Fighting in the Pacific was brutally primitive, compounded by tropical disease such as malaria, infecting most of our forces who continued to fight on the ground and in the air between bouts of fever. We were outnumbered in the Pacific by the Japanese who were able to mass their Navy in one theater of war, matching their 10 aircraft carriers to our three early in the war. In April 1942 we fought them to a standstill in the Coral Sea north of Australia, halting their offensive. A month later we inflicted a major defeat on Japan at Midway, sinking four of their carriers; three in the first 15 minutes of battle and a fourth the next day. From that day forward the Japanese were retreating. The fight for strategic islands continued for the next 3 ½ years, each island-fight being more bloody than the last as the Japanese heavily fortified each island and literally fought to the death. During the 10-week battle for Okinawa in 1945, Japanese suicidal resistance took the lives of over 12,000 Americans and sank around 30 ships. In total, the Pacific War took the lives of 100,000 Americans, several million Japanese and uncounted millions of Asian civilians (includes the Sino-Japanese War in China).
The European War against the Nazis was on an unimaginable scale with casualties in the tens of millions when civilians are included. Russia incurred 95% of the casualties
fighting the Nazis, suffering 20 million dead, over half of whom were civilians. The United States experienced about 400,000 military deaths in all theaters of WWII.

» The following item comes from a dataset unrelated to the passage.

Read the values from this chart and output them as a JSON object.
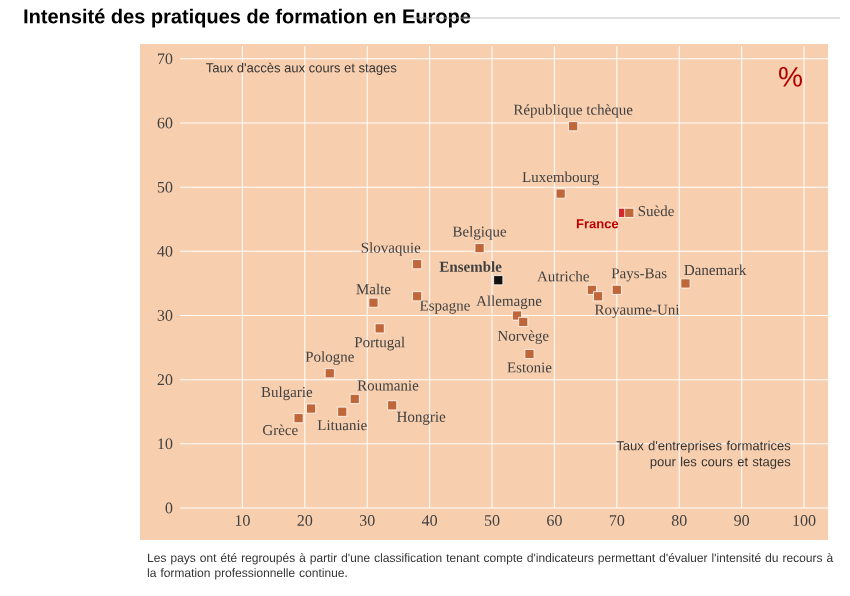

In Europe, Americans fought from the North African desert to Sicily, Italy and Western Europe. Many Americans are somewhat familiar with the “D-Day” invasion of Europe on June 6, 1944. Our forces stormed the French coast of Normandy where 180,000 Americans, British, Canadians along and expatriate Free French and Polish troops fought to breach the Nazi “Atlantic Wall,” Hitler’s massive fortification of the Normandy coastline.
One young soldier, Don Ellis, a 20-year-old Private First Class, parachuted into Normandy with the 505th Parachute Infantry Regiment, 82nd Airborne Division around 1:30 a.m. at a small town called Ste. Mere Eglise. His unit fought against a furious Nazi counterattack involving “SS Panzer Divisions” but they held until relieved by heavier forces. It was Ellis’s 3rd combat jump, having previously parachuted into Sicily and Salerno, Italy. He would make a 4th combat jump in September during “Operation Market Garden” to seize the Nijmegen Bridge as part of an Allied campaign to seize bridges across the Rhine into Germany. The 505th was the only U.S. airborne unit to make 4 combat jumps in the war.
At the beaches of Normandy, the 29th Infantry Division and the 1st Infantry Division stormed ashore at Omaha Beach, the most bitterly contested beach in Normandy. The 29th, led by Company A, 116th Infantry Regiment led the attack into a storm of fire from entrenched Nazi gunners. The 29th was previously a National Guard unit federalized and incorporated into the regular Army. Pre-WWII, National Guard units were “home town affairs” with brothers, cousins, fathers and sons comprising units. Company A came mostly from a rural area of Virginia, the town of Bedford, (with a population comparable to Templeton’s a decade past). Within 15 minutes of landing, 19 boys from Bedford had been killed in the assault; they lost three more in the days following.
Hollywood has memorialized all of these actions in films such as “The Longest Day,” “Band of Brothers,” “Saving Private Ryan,” “A Bridge Too Far,” and “The Pacific.” Older films such as “They Were Expendable” and “So Proudly We Hail” show the desperation of American forces in the early days of the Pacific War. Sadly, too many young people today are oblivious to America’s military history. History doesn’t have to be dry statistics; history is about people and film brings their stories to life.